Едва ли Вульпиус Мельхиор видел кончину своего преданного слуги. Он и сам сейчас переживал не лучшие минуты в своей жизни.
Его огромное тело стремительно оплывало, делалось бугристым – рыхлый жир, из которого состояло его тело, таял, съедаемый невидимым огнем, шел пузырями и шлепался вниз зловонными сгустками. Мельхиор шатался на съеживающихся ногах, захлебываясь собственной плотью, хлюпая, осекаясь, отчаянно фальшивя, но пел:
Восстанови мою веру, Господи!
Помоги мне нести мои кресты
Научи смирению, как подобает
Утоли боль моих потерь…
Не смотри на него, приказала себе Барбаросса. Смотри на дверь. До двери оставалось всего два клафтера[5] - самая опасная часть пути. Страшный водоворот, размозживший уже не одну голову. Если она преодолеет его, «Хексенкессель» останется позади – и похер, что там будет творится. Она вырвется. Крошка Барби вырвется – все остальное не имело значения.
[5] Здесь: примерно 5 м.
- Старый пидор! – Лжец метался в банке, хохоча и ругаясь одновременно, - Ах, черт! Кто бы подумал, а? Никчемный жирный ублюдок, а ведь решился! Поверить не могу!

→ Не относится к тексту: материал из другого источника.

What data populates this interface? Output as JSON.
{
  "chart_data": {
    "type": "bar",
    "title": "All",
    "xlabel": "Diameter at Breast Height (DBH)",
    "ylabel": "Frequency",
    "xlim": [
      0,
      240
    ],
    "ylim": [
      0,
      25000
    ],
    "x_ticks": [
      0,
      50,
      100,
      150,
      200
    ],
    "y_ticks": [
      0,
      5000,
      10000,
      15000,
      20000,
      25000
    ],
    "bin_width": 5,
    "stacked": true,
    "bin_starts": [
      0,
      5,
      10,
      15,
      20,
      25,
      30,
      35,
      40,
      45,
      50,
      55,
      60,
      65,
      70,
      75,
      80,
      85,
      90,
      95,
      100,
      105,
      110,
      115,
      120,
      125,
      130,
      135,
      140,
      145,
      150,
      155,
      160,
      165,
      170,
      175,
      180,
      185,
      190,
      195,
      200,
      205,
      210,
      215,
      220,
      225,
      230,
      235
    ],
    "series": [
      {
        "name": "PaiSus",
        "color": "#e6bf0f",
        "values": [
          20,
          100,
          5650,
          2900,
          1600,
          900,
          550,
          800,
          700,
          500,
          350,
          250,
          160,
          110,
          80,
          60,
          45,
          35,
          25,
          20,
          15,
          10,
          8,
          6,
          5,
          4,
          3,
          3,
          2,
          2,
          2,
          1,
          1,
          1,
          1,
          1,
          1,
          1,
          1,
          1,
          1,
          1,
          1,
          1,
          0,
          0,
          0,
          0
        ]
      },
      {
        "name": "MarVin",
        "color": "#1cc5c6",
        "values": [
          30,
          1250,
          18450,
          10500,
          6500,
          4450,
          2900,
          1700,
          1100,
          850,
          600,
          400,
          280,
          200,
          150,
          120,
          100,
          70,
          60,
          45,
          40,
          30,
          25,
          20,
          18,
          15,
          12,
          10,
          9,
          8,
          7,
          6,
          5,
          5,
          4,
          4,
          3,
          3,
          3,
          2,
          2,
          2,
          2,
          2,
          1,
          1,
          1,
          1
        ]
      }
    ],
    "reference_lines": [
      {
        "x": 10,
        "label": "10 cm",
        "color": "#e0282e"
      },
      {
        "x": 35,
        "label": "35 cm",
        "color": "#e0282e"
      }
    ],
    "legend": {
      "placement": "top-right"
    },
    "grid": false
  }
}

Она уже не могла слышать, о чем поет Мельхиор, мечась на своем ложе, истекая кровью и слизью, этот уродливый и страшный король царства, которое медленно убивало его самого. Слышала лишь булькающие обрывки, которые извергала его пасть:
Иисус, приговоренный к смерти
Обречен был нести свой крест…
Он висел на нем в великой боли и муках
Во рту у него был вкус горькой желчи…
Барбаросса стиснула зубы. Полтора клафтера. Надо сосредоточиться, иначе ее раздавят нахер. Это будет похоже на прыжок в реку, по которой несутся льдины. Одна ошибка, один неверно рассчитанный шаг – и тебе снесет нахер голову…
- Зачем он делает это? – отрывисто спросила она, готовясь к этому прыжку, - Он мог бы выхлопотать себе помилование, если бы захотел. Он ведь адский любимчик, а?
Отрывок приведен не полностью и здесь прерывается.